US sent Europe bitter bonbons rather than the boxer on Valentine’s Day

RASHMEE ROSHAN LALL February 14, 2026

AI’s view of what happened when a US official offered a ‘love’ token to Europe

Only the emotionally unintelligent could come over all fluttery at the Trump administration’s Valentine’s Day message to Europe.

For the second consecutive year, US President Donald Trump despatched a high-ranking flunkey to Munich to tell Europe exactly what the new world expects from the old…if she doesn’t want a divorce, that is.

In 2025, it was the hirsute vice-president-cum-White House pugilist J D Vance.

In 2026, the emissary was baby-faced Latino-American Marco Rubio, a man who simultaneously holds four offices of varying import: secretary of state, national security adviser, acting Administrator of the US Agency for International Development and acting archivist at the National Archives and Records Administration.

Mr Vance threw jabs left and right, then a number of more powerful punches, got the opponent to the ground and departed with a well-aimed head kick. (That’s illegal in boxing but clearly not, in the pseudo-diplomacy pursued by a country that no longer has a department of defence, only one of war.)

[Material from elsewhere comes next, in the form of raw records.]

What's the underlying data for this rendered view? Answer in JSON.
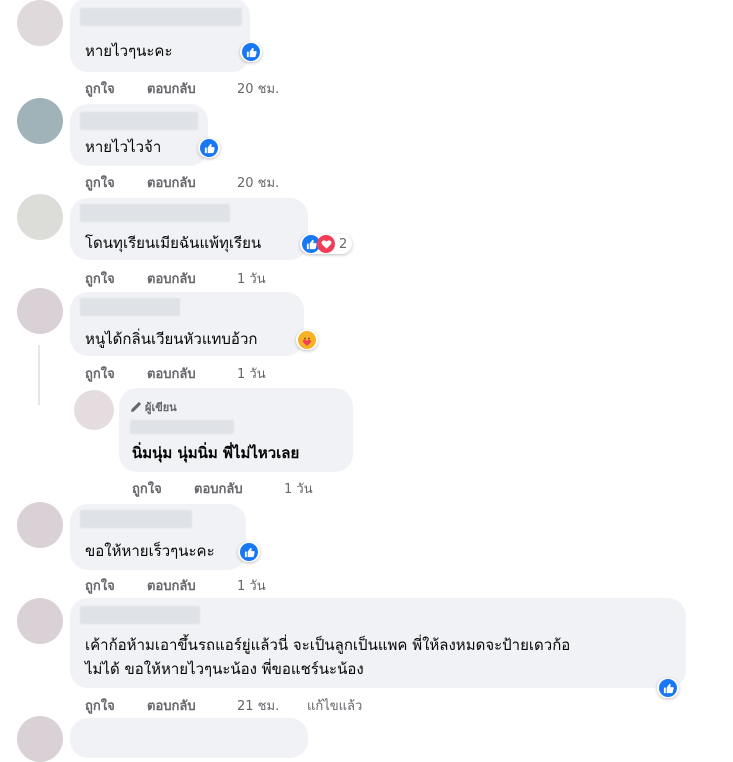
{
  "comments": [
    {
      "text": "หายไวๆนะคะ",
      "like": "ถูกใจ",
      "reply": "ตอบกลับ",
      "time": "20 ชม."
    },
    {
      "text": "หายไวไวจ้า",
      "like": "ถูกใจ",
      "reply": "ตอบกลับ",
      "time": "20 ชม."
    },
    {
      "text": "โดนทุเรียนเมียฉันแพ้ทุเรียน",
      "like": "ถูกใจ",
      "reply": "ตอบกลับ",
      "time": "1 วัน",
      "reaction_count": "2"
    },
    {
      "text": "หนูได้กลิ่นเวียนหัวแทบอ้วก",
      "like": "ถูกใจ",
      "reply": "ตอบกลับ",
      "time": "1 วัน"
    },
    {
      "badge": "ผู้เขียน",
      "text": "นิ่มนุ่ม นุ่มนิ่ม พี่ไม่ไหวเลย",
      "like": "ถูกใจ",
      "reply": "ตอบกลับ",
      "time": "1 วัน"
    },
    {
      "text": "ขอให้หายเร็วๆนะคะ",
      "like": "ถูกใจ",
      "reply": "ตอบกลับ",
      "time": "1 วัน"
    },
    {
      "text_line1": "เค้าก้อห้ามเอาขึ้นรถแอร์ยู่แล้วนี่ จะเป็นลูกเป็นแพค พี่ให้ลงหมดจะป้ายเดวก้อ",
      "text_line2": "ไม่ได้ ขอให้หายไวๆนะน้อง พี่ขอแชร์นะน้อง",
      "like": "ถูกใจ",
      "reply": "ตอบกลับ",
      "time": "21 ชม.",
      "edited": "แก้ไขแล้ว"
    }
  ],
  "colors": {
    "bubble": "#f0f2f5",
    "like": "#1877f2",
    "love": "#f33e58",
    "meta": "#65676b"
  },
  "icons": {
    "like": "like-icon",
    "love": "love-icon",
    "care": "care-icon",
    "pen": "pen-icon"
  }
}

Mr Rubio took a soothing line, offering a sugary promise – a box of diplomatic bonbons – to renew the vows and maintain commitment but the message was the same as the year before.

He spoke just like Mr Vance, a confirmed blood-and-soil nationalist who accused European societies of hastening their own decline with their humane immigration policies and resistance to far-right political discourse.

The difference between Mr Rubio and Mr Vance was the manner of message delivery, not its content.

Mr Rubio assured that the United States and Europe “belong together”, their destinies “intertwined”. But it wasn’t on account of any shared belief in rule of law, principles of democracy and governance; multilateralism in the service of the greatest good. Instead, said Mr Rubio, the US and Europe are linked by “shared history, Christian faith, culture, heritage, language, ancestry, and the sacrifices our forefathers made together”.

He added, “We will always be a child of Europe”, setting out clearly that the ties are only of blood and family. Which is to say that the US regards Europe to be the home of its white European forbears and doesn’t recognise the brown and black Hindus, Muslims, Buddhists, Jains and others who make up modern Europe.

Mr Rubio and Mr Vance were saying the same thing using different methods of delivery: Immigration threatens “civilisational erasure”. The US only recognises a Europe that goes back to its future.

This year, Mr Trump’s America sent bitter bonbons rather than the boxer to Europe on Valentine’s Day but the message remained the same: Ugly and uncompromising.